Cervical Cancer Screening – Pap smear test
What is a cervical cancer screening?
Your doctor inserts a speculum into your vagina. Then using a small wooden spatula and a brush or cotton swab, your doctor gently removes cells from your cervix. The procedure generally takes only a few minutes. Your doctor places the cells on a glass slide and sends them to a laboratory for microscopic examination.
Why should I get screened for cervical cancer?
To detect cancer and precancerous changes of your cervix. You're at increased risk if you have a history of sexually transmitted disease – particularly human papillomavirus (HPV) – multiple sex partners, a history of cervical, vaginal or vulvar cancer, or are a smoker.
How often should I get a cervical cancer screening?
The American Cancer Society recommends that you have your first Pap smear test about three years after first having sexual relations or at age 21 if you haven't been sexually active. After age 21, the guidelines are as follows:
- Age 21-29 - Once a year using the regular Pap smear test or every 2 years using the liquid-based Pap test.

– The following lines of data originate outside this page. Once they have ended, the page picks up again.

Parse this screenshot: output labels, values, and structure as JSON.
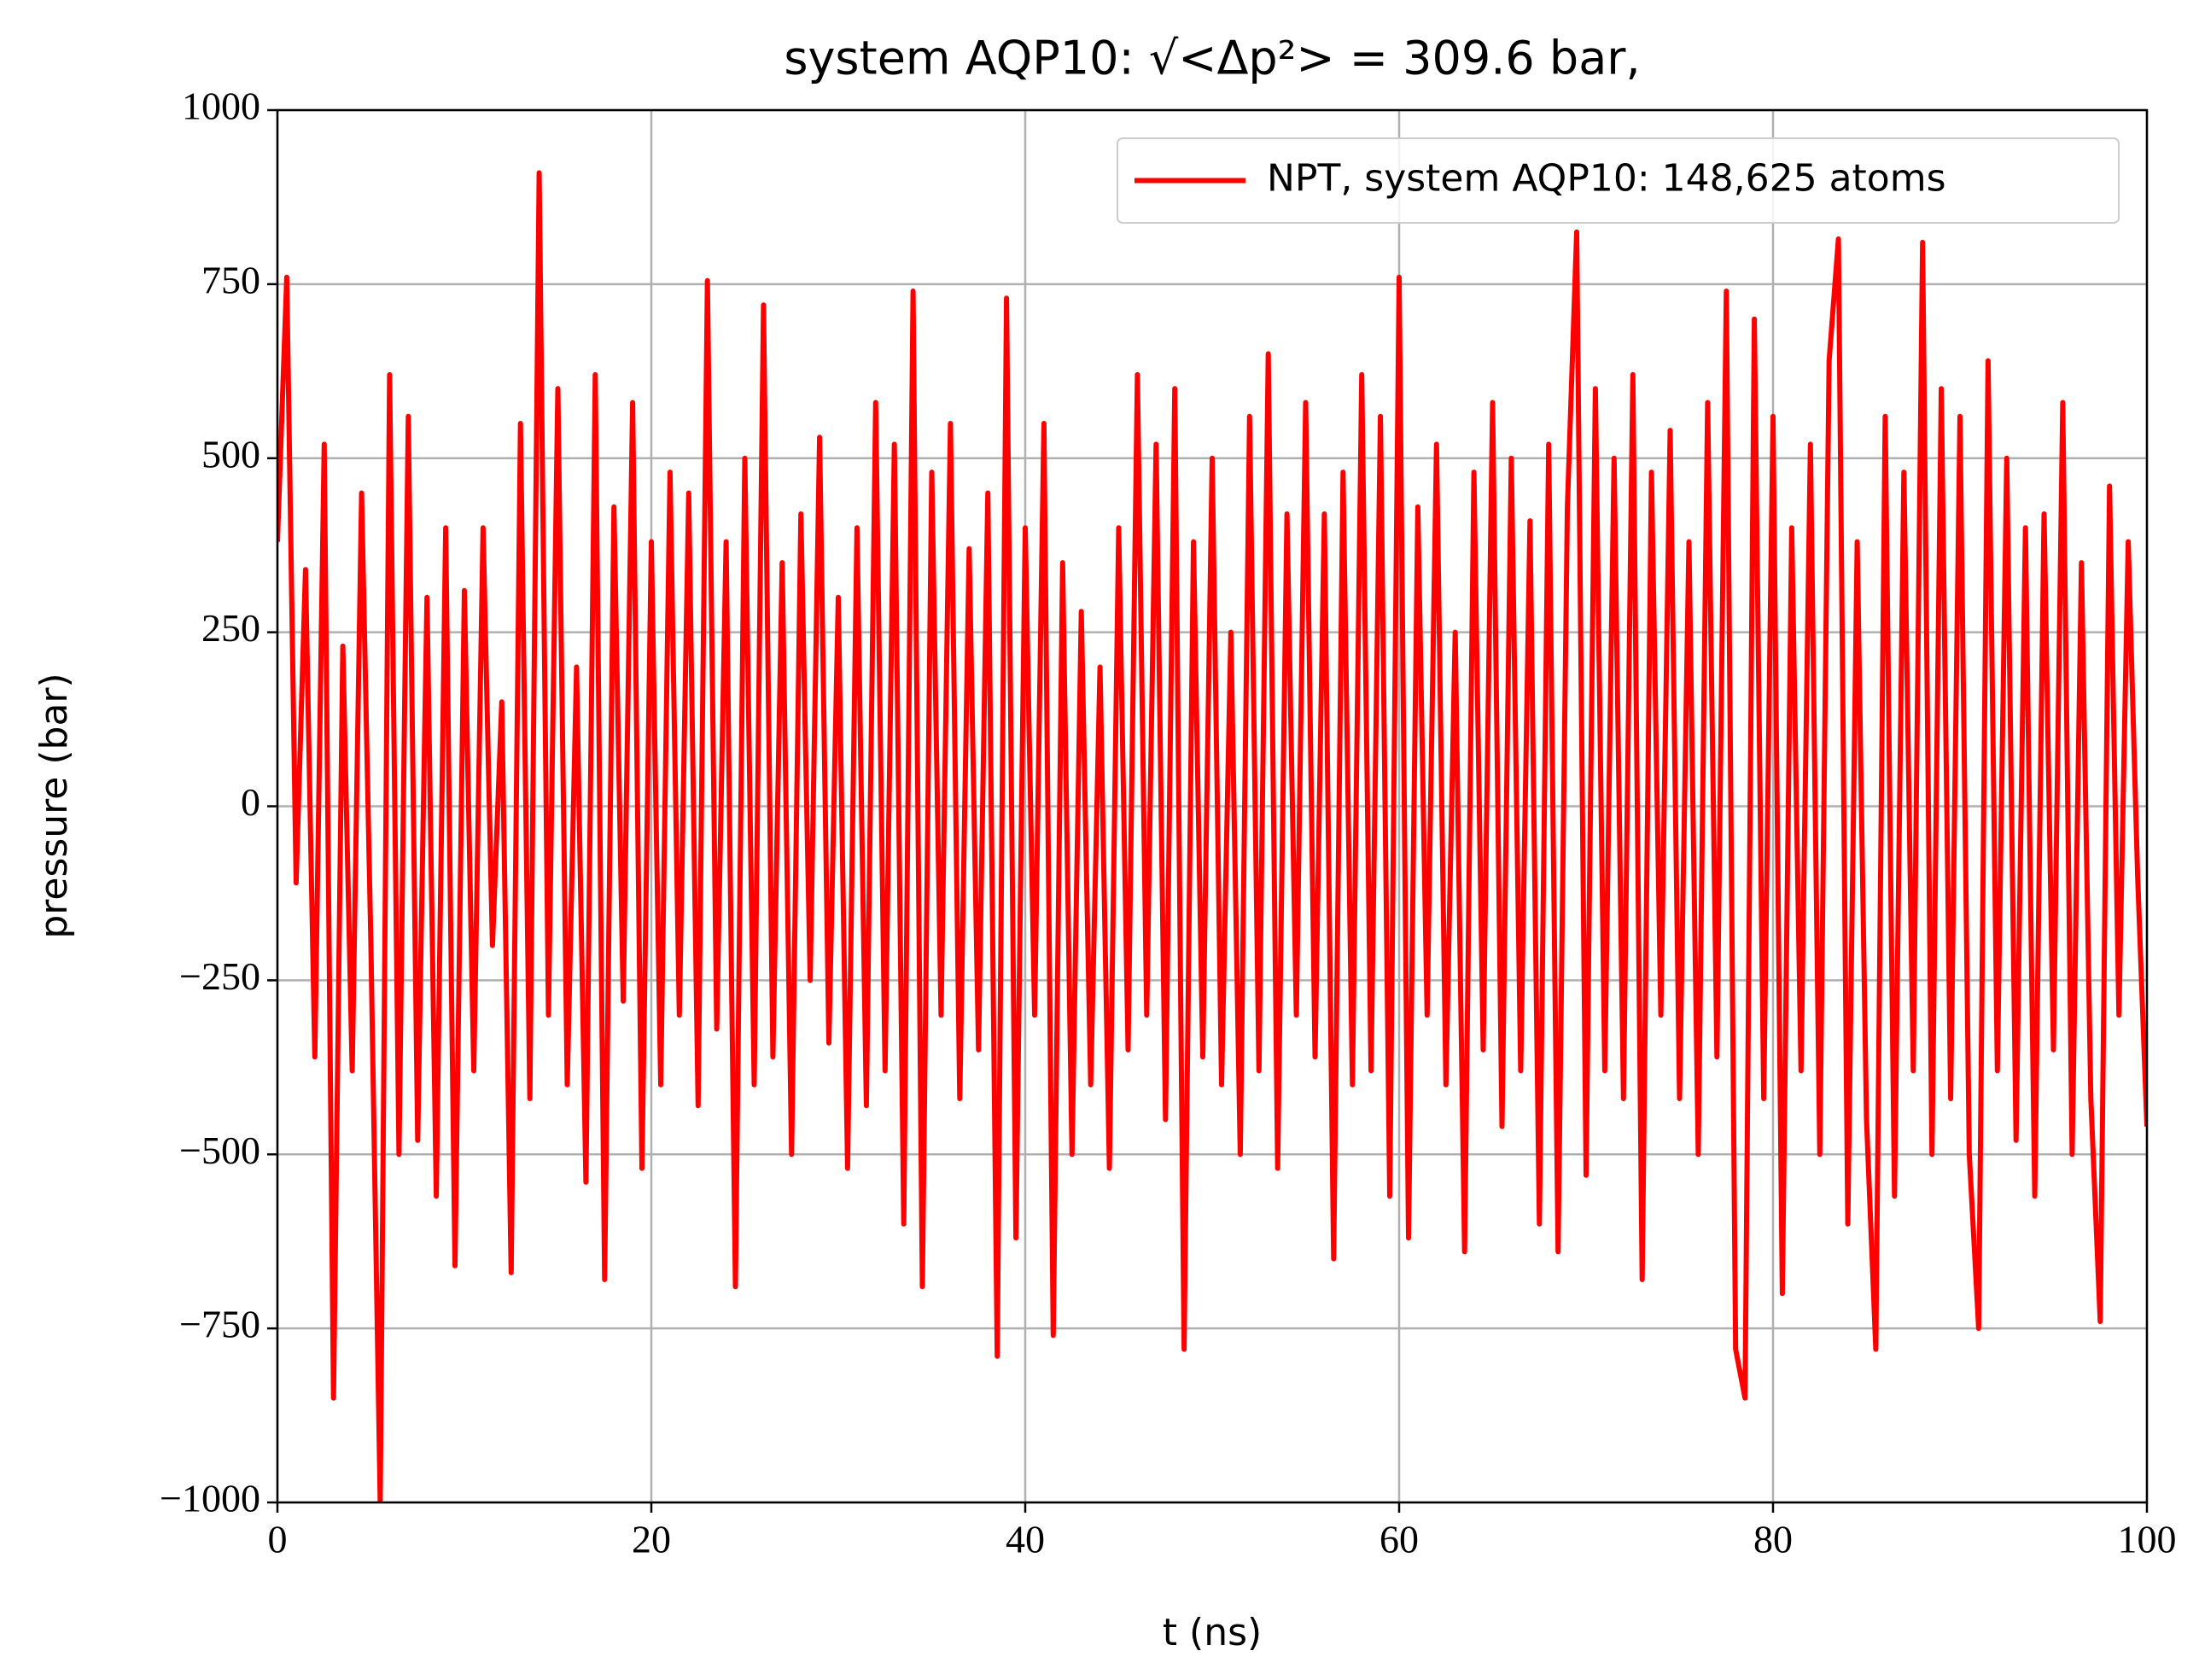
{
  "chart_data": {
    "type": "line",
    "title": "system AQP10: √<Δp²> = 309.6 bar,",
    "xlabel": "t (ns)",
    "ylabel": "pressure (bar)",
    "xlim": [
      0,
      100
    ],
    "ylim": [
      -1000,
      1000
    ],
    "xticks": [
      0,
      20,
      40,
      60,
      80,
      100
    ],
    "yticks": [
      {
        "value": -1000,
        "label": "−1000"
      },
      {
        "value": -750,
        "label": "−750"
      },
      {
        "value": -500,
        "label": "−500"
      },
      {
        "value": -250,
        "label": "−250"
      },
      0,
      250,
      500,
      750,
      1000
    ],
    "grid": true,
    "legend": "upper right",
    "x": [
      0,
      0.5,
      1,
      1.5,
      2,
      2.5,
      3,
      3.5,
      4,
      4.5,
      5,
      5.5,
      6,
      6.5,
      7,
      7.5,
      8,
      8.5,
      9,
      9.5,
      10,
      10.5,
      11,
      11.5,
      12,
      12.5,
      13,
      13.5,
      14,
      14.5,
      15,
      15.5,
      16,
      16.5,
      17,
      17.5,
      18,
      18.5,
      19,
      19.5,
      20,
      20.5,
      21,
      21.5,
      22,
      22.5,
      23,
      23.5,
      24,
      24.5,
      25,
      25.5,
      26,
      26.5,
      27,
      27.5,
      28,
      28.5,
      29,
      29.5,
      30,
      30.5,
      31,
      31.5,
      32,
      32.5,
      33,
      33.5,
      34,
      34.5,
      35,
      35.5,
      36,
      36.5,
      37,
      37.5,
      38,
      38.5,
      39,
      39.5,
      40,
      40.5,
      41,
      41.5,
      42,
      42.5,
      43,
      43.5,
      44,
      44.5,
      45,
      45.5,
      46,
      46.5,
      47,
      47.5,
      48,
      48.5,
      49,
      49.5,
      50,
      50.5,
      51,
      51.5,
      52,
      52.5,
      53,
      53.5,
      54,
      54.5,
      55,
      55.5,
      56,
      56.5,
      57,
      57.5,
      58,
      58.5,
      59,
      59.5,
      60,
      60.5,
      61,
      61.5,
      62,
      62.5,
      63,
      63.5,
      64,
      64.5,
      65,
      65.5,
      66,
      66.5,
      67,
      67.5,
      68,
      68.5,
      69,
      69.5,
      70,
      70.5,
      71,
      71.5,
      72,
      72.5,
      73,
      73.5,
      74,
      74.5,
      75,
      75.5,
      76,
      76.5,
      77,
      77.5,
      78,
      78.5,
      79,
      79.5,
      80,
      80.5,
      81,
      81.5,
      82,
      82.5,
      83,
      83.5,
      84,
      84.5,
      85,
      85.5,
      86,
      86.5,
      87,
      87.5,
      88,
      88.5,
      89,
      89.5,
      90,
      90.5,
      91,
      91.5,
      92,
      92.5,
      93,
      93.5,
      94,
      94.5,
      95,
      95.5,
      96,
      96.5,
      97,
      97.5,
      98,
      98.5,
      99,
      99.5,
      100
    ],
    "series": [
      {
        "name": "NPT, system AQP10: 148,625 atoms",
        "color": "#ff0000",
        "values": [
          380,
          760,
          -110,
          340,
          -360,
          520,
          -850,
          230,
          -380,
          450,
          -200,
          -1000,
          620,
          -500,
          560,
          -480,
          300,
          -560,
          400,
          -660,
          310,
          -380,
          400,
          -200,
          150,
          -670,
          550,
          -420,
          910,
          -300,
          600,
          -400,
          200,
          -540,
          620,
          -680,
          430,
          -280,
          580,
          -520,
          380,
          -400,
          480,
          -300,
          450,
          -430,
          755,
          -320,
          380,
          -690,
          500,
          -400,
          720,
          -360,
          350,
          -500,
          420,
          -250,
          530,
          -340,
          300,
          -520,
          400,
          -430,
          580,
          -380,
          520,
          -600,
          740,
          -690,
          480,
          -300,
          550,
          -420,
          370,
          -350,
          450,
          -790,
          730,
          -620,
          400,
          -300,
          550,
          -760,
          350,
          -500,
          280,
          -400,
          200,
          -520,
          400,
          -350,
          620,
          -300,
          520,
          -450,
          600,
          -780,
          380,
          -360,
          500,
          -400,
          250,
          -500,
          560,
          -380,
          650,
          -520,
          420,
          -300,
          580,
          -360,
          420,
          -650,
          480,
          -400,
          620,
          -380,
          560,
          -560,
          760,
          -620,
          430,
          -300,
          520,
          -400,
          250,
          -640,
          480,
          -350,
          580,
          -460,
          500,
          -380,
          410,
          -600,
          520,
          -640,
          430,
          825,
          -530,
          600,
          -380,
          500,
          -420,
          620,
          -680,
          480,
          -300,
          540,
          -420,
          380,
          -500,
          580,
          -360,
          740,
          -780,
          -850,
          700,
          -420,
          560,
          -700,
          400,
          -380,
          520,
          -500,
          640,
          815,
          -600,
          380,
          -450,
          -780,
          560,
          -560,
          480,
          -380,
          810,
          -500,
          600,
          -420,
          560,
          -500,
          -750,
          640,
          -380,
          500,
          -480,
          400,
          -560,
          420,
          -350,
          580,
          -500,
          350,
          -420,
          -740,
          460,
          -300,
          380,
          -100,
          -460
        ]
      }
    ]
  }
}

- Age 30 to 69 - Every two to three years if you've had three normal Pap tests in a row.
- Age 70 and older - You may stop having Pap smear tests if you've had three normal Pap tests in a row and you've had normal Pap tests in the last 10 years.
If you've had a hysterectomy – surgical removal of the uterus and cervix – ask your doctor if you need to continue having Pap tests. If your hysterectomy was performed for a noncancerous condition, such as fibroids, you may be able to discontinue routine Pap tests, but not pelvic exams. Regardless of your age, if you have certain risk factors – such as a weakened immune system – you need to be screened annually. In addition, you may need more frequent Pap smear tests if you're at high risk of cervical cancer. Discuss your risks of cervical cancer with your doctor to help determine the optimal frequency of your Pap smear test.
If your hysterectomy was for a precancerous or cancerous condition, your vaginal canal still needs to be checked for abnormal changes. A Pap smear test is only one part of the pelvic examination. You may benefit from annual pelvic examinations even if a Pap smear isn't needed.